Tapi entah kesambet apaan, gara-gara ada teman yang menginfokan acara ini via obrolan di whatsapp, saya yang sempat berpikir berkali-kali itu pun akhirnya luluh, ikut daftar juga, karena kebetulan syaratnya lumayan mudah; seorang ibu, punya anak, dan menggunakan hijab. Sudah, itu saja. Berhubung syaratnya cuma ‘begitu’ ya saya berani daftar. Coba kalau syaratnya kaya pemilihan Puteri Indonesia atau kontes sejenis, dari sejak tahap pengiriman biodata saja mungkin saya sudah tersingkir duluan, saking tidak memenuhi syaratnya, hahaha…

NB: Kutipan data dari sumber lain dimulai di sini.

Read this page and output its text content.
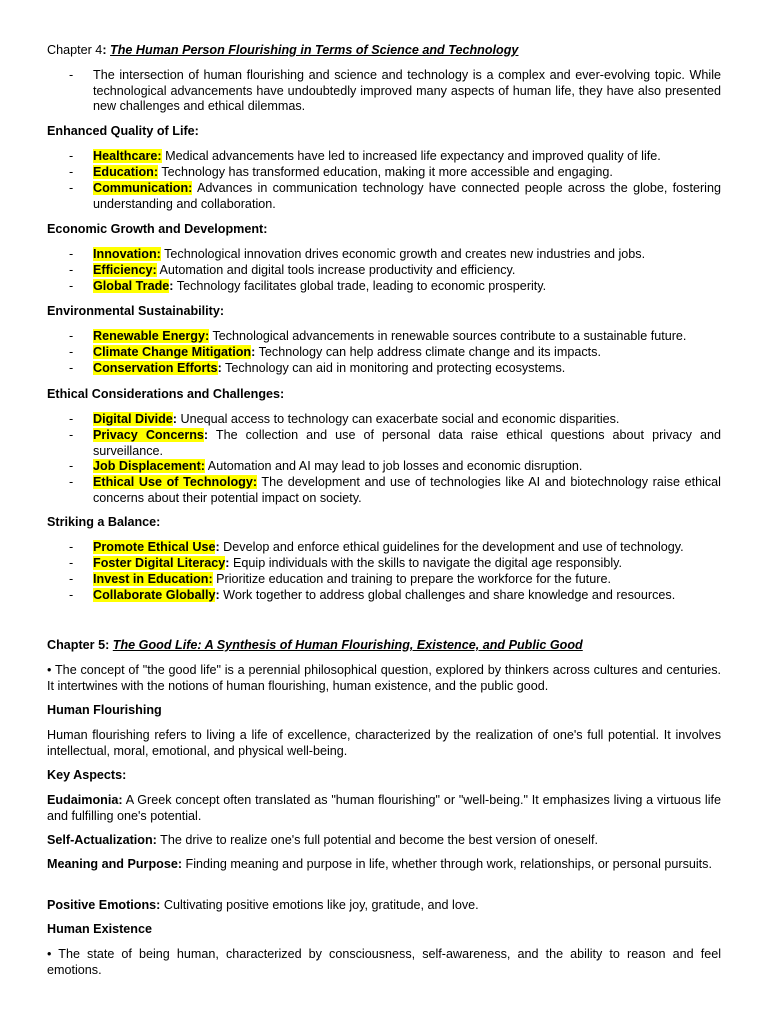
Chapter 4: The Human Person Flourishing in Terms of Science and Technology
- The intersection of human flourishing and science and technology is a complex and ever-evolving topic. While technological advancements have undoubtedly improved many aspects of human life, they have also presented new challenges and ethical dilemmas.
Enhanced Quality of Life:
- Healthcare: Medical advancements have led to increased life expectancy and improved quality of life.
- Education: Technology has transformed education, making it more accessible and engaging.
- Communication: Advances in communication technology have connected people across the globe, fostering understanding and collaboration.
Economic Growth and Development:
- Innovation: Technological innovation drives economic growth and creates new industries and jobs.
- Efficiency: Automation and digital tools increase productivity and efficiency.
- Global Trade: Technology facilitates global trade, leading to economic prosperity.
Environmental Sustainability:
- Renewable Energy: Technological advancements in renewable sources contribute to a sustainable future.
- Climate Change Mitigation: Technology can help address climate change and its impacts.
- Conservation Efforts: Technology can aid in monitoring and protecting ecosystems.
Ethical Considerations and Challenges:
- Digital Divide: Unequal access to technology can exacerbate social and economic disparities.
- Privacy Concerns: The collection and use of personal data raise ethical questions about privacy and surveillance.
- Job Displacement: Automation and AI may lead to job losses and economic disruption.
- Ethical Use of Technology: The development and use of technologies like AI and biotechnology raise ethical concerns about their potential impact on society.
Striking a Balance:
- Promote Ethical Use: Develop and enforce ethical guidelines for the development and use of technology.
- Foster Digital Literacy: Equip individuals with the skills to navigate the digital age responsibly.
- Invest in Education: Prioritize education and training to prepare the workforce for the future.
- Collaborate Globally: Work together to address global challenges and share knowledge and resources.
Chapter 5: The Good Life: A Synthesis of Human Flourishing, Existence, and Public Good
• The concept of "the good life" is a perennial philosophical question, explored by thinkers across cultures and centuries. It intertwines with the notions of human flourishing, human existence, and the public good.
Human Flourishing
Human flourishing refers to living a life of excellence, characterized by the realization of one's full potential. It involves intellectual, moral, emotional, and physical well-being.
Key Aspects:
Eudaimonia: A Greek concept often translated as "human flourishing" or "well-being." It emphasizes living a virtuous life and fulfilling one's potential.
Self-Actualization: The drive to realize one's full potential and become the best version of oneself.
Meaning and Purpose: Finding meaning and purpose in life, whether through work, relationships, or personal pursuits.
Positive Emotions: Cultivating positive emotions like joy, gratitude, and love.
Human Existence
• The state of being human, characterized by consciousness, self-awareness, and the ability to reason and feel emotions.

Akhirnya, terceburlah saya dalam kegiatan seleksi pemilihan Wajah Bunda Islami 2016. Peserta yang mengikuti acara ini total 97 peserta, dan semuanya ibu-ibu. Ya iyalah, kan sudah dibilang dari awal syaratnya harus ibu-ibu. Hih! *ditabok massal*. Sejak awal acara ini diselenggarakan di South Quarter Dome, Lebak Bulus, Jakarta Selatan. Semacam proyek mixed-use development yang terdiri dari tower perkantoran, apartemen, dan fasilitas ritel saling terintegrasi. Tempatnya lumayan cozy, cuman memang karena acara kita di weekend jadi ya sepi banget, karena tenant yang mengisi SQ Dome belum banyak, kebanyakan sih restoran.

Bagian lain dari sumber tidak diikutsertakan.